Matteo: My friends who have been to film school have told me that there wasn’t much taught about distribution and sales. I think it should be a big topic within film school.

There doesn’t seem to be any British films in your back catalogue – why is that?
Matteo: They are mostly American and Canadian.
Samantha: We just haven’t found any that work for us so far that aren’t already taken.
Matteo: We are looking into a British one now, called Nina Forever, which is about a guy who is visited by his dead girlfriend’s ghost whenever he has sex with his new girlfriend – it‘s great.

Time Lapse is your latest film release. Can you tell us more about that?
Samantha: It is from the US – a huge festival hit. It’s won about 35 awards around the world. It is about three friends who discover a camera that is opposite their apartment that takes photos 24 hours into the future. It gets all very messy. The camera takes over their lives. It’s so clever, just three people in one location – it’s quite Hitchcockian.

What other films have you recently been involved with and where can people see them?
Matteo: We have just got Black Mountain Side, a Canadian film – a psychological, horror thriller about a group of archaeologists in a remote part of Canada who uncover an old structure that drives them all against each other. The film has been picked up by 101 Films for an early 2016 release in the UK.

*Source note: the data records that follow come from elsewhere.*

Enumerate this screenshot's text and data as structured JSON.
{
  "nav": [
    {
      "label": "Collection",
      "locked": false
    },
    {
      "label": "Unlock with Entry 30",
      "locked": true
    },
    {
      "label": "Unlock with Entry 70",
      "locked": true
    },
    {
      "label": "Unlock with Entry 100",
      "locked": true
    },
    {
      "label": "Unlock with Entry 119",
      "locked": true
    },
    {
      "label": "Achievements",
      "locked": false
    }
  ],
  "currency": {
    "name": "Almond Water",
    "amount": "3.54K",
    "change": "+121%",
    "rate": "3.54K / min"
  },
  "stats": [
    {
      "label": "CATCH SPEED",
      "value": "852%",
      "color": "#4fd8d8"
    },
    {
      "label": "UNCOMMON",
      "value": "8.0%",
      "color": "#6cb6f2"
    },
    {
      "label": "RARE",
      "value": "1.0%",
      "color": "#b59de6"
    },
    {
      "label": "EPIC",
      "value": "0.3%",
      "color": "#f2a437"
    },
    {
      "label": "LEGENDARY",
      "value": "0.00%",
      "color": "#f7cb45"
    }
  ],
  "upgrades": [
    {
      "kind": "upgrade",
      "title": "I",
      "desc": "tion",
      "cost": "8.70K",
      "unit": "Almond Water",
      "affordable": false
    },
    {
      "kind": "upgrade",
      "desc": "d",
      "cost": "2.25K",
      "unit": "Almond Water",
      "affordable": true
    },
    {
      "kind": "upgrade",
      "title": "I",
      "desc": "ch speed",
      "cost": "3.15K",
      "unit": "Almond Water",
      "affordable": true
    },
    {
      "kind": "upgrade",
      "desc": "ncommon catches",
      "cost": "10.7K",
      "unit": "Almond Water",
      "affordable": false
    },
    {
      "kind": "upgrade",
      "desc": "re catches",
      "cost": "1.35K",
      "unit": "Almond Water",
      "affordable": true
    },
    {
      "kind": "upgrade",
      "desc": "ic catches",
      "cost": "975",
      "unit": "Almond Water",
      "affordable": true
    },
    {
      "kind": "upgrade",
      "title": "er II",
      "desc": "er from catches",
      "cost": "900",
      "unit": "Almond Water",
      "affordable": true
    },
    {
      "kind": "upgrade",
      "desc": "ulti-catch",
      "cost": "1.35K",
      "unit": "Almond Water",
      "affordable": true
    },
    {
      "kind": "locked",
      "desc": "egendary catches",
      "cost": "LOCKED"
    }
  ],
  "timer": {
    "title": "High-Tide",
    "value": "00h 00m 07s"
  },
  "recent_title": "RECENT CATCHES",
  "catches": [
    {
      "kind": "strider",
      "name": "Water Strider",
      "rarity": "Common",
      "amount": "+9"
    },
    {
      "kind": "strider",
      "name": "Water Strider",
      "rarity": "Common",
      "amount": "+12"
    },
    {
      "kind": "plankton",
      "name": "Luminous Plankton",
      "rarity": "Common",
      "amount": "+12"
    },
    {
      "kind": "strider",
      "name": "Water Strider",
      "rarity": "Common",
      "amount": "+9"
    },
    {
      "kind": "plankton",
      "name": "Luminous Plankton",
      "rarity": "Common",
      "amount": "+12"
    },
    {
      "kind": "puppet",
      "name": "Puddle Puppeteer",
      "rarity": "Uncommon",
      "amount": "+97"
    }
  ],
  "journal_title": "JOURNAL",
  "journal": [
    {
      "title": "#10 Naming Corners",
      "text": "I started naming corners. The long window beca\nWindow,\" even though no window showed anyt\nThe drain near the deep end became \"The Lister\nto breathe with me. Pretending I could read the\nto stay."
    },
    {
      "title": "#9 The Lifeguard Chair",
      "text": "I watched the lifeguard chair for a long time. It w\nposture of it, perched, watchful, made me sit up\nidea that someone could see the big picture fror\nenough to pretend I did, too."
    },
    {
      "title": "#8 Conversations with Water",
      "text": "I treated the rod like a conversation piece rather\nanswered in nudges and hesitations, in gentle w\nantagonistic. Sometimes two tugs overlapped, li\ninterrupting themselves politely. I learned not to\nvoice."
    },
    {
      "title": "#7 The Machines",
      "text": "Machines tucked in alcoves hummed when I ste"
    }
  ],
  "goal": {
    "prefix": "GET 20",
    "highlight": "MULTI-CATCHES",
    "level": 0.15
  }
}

You have just got back from Cannes. How was that?
Cannes is one of the largest markets in the industry, so there is a huge diversity of distributors, broadcasters, sales agents, producers, film makers and actors from all over the World. Devilworks was based in the Marina Showroom - Riviera inside the Palais, which is one of the busiest areas during the market. We received a lot of attention from our new films, which we acquired for International sales just beforehand, such as Black Mountain Side and a supernatural horror Some Kind Of Hate, which is set for a North American release by IMAGE Entertainment later this year. During the event, we met with promising producers/directors, who were there with projects in post-production. There is definitely a confident and effective input from independent filmmakers globally. The Marche du Film is fantastically organised, with cocktail networking mixers and receptions throughout, which allows you the chance to enjoy a bit of the French Riviera sun, whilst meeting new faces and connecting festivals, producers and sales companies.